Cahit UYANIK
Bu sayfada çoğu zaman genel ekonomik sorunlar veya devletin ekonomik hayattaki rolü üzerine yazılar yazdım. Fakat bu ay sizi farklı bir konuya götürmek istiyorum. Daha mikro ölçekte yaşanan, Türkiye'deki işletmelerin uzun soluklu olmasını engelleyen bir sorunu anlatmak istiyorum. Sorunumuz şu: Türkiye'deki işletmelerin büyük çoğunluğunun aile şirketi olması nedeniyle, ikinci veya üçüncü kuşağa geçiş sırasında büyük sıkıntılara düşerek kapanmaları, küçülmeleri veya el değiştirmeleri.
Bu konuya neden önem vermek gerekiyor peki? Türkiye'deki iş hayatının en sık yaşadığı, ancak en az tartıştığı meselelerden birisi bu çünkü... Ama Türkiye artık enflasyonun etkisinden çıkmak üzere. Daha mikro ölçekteki sorunların çözümüne el atılmalı. Çoğu zaman aile hukuku ve aile içi ilişkilerin mahremiyeti ile gizlilik düzeyi yüksek bu sorun çözülmeden ülkedeki sermaye, bilgi ve tecrübe kaybını asgariye indirmek mümkün değil.

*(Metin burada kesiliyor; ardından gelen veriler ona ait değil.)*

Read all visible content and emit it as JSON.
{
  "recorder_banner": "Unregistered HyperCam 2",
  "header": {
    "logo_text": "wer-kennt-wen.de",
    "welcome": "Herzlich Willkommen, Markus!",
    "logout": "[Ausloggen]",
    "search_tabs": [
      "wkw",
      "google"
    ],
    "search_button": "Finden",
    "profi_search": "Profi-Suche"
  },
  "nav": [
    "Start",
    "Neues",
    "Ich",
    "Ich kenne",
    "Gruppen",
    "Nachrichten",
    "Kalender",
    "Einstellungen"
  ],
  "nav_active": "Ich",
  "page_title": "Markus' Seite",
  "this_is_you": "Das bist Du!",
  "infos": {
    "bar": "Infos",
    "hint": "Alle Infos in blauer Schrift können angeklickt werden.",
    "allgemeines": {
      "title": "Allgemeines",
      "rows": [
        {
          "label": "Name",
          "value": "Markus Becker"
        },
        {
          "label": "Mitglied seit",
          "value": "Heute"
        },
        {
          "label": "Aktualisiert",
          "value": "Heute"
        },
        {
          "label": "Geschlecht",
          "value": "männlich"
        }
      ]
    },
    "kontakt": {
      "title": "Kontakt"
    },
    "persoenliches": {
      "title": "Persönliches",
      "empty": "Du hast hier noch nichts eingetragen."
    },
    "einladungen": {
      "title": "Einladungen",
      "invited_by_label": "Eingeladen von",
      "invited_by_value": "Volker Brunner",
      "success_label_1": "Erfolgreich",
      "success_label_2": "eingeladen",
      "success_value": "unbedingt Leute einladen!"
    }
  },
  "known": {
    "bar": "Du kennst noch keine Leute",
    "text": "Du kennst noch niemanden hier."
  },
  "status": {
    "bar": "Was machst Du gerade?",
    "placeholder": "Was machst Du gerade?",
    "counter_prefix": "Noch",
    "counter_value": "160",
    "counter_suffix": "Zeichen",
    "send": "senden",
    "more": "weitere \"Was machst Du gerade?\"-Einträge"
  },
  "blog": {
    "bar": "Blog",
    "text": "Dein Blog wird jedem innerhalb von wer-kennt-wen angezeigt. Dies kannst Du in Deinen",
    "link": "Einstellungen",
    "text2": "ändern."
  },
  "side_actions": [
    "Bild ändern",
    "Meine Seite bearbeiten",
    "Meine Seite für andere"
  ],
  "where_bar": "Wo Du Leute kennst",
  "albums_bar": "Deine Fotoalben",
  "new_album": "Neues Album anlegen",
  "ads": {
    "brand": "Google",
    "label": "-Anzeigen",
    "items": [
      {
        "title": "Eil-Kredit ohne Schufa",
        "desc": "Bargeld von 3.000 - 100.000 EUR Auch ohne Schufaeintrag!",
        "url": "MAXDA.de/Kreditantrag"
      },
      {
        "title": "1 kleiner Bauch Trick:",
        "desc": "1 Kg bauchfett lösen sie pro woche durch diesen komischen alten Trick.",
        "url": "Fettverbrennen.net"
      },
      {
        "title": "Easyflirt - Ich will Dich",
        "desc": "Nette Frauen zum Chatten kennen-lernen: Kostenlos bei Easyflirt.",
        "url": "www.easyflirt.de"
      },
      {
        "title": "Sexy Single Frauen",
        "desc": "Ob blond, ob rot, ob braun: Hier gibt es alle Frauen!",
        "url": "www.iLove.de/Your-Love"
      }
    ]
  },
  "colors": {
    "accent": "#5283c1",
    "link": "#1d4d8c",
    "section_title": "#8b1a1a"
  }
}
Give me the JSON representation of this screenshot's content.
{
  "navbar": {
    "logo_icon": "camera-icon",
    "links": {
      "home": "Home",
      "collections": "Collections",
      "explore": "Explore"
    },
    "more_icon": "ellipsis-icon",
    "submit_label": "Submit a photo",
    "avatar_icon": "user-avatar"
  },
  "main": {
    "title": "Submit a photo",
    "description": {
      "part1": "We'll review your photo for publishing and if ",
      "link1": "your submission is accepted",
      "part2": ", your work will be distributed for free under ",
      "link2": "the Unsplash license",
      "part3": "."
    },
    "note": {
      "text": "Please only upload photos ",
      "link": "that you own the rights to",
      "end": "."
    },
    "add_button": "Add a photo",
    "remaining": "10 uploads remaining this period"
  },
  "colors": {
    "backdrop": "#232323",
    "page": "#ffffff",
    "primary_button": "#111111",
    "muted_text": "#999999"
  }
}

Bu öylesine yakıcı bir sorun ki, Türkiye'deki en büyük holdinglerden KOBİ dediğimiz küçük ölçekli işletmelere kadar herkesi zorluyor. Büyük holdingler gün geliyor ikinci veya üçüncü kuşağa nasıl geçiş sağlayacaklarını araştırması için yabancı danışmanlık firmalarına milyonlarca dolara malolan araştırmalar yaptırabiliyorlar. Ama yine de bu evrensel problemin yerel verilerle ve gerçeklerle beraber çözüleceği, Türk aile yapısının bunu yaparken dikkate alınması gerektiği gibi ayrıntıları dikkate almayan araştırmaların uygulanmasından olumsuz sonuçlar çıkabiliyor. Gazetelerin ekonomi sayfalarını dikkatle takip eden okuyucular, bu konuda yaşanan sorunları, çatışmaları ve bir türlü yapılamayan geçişleri gözleyebiliyorlar.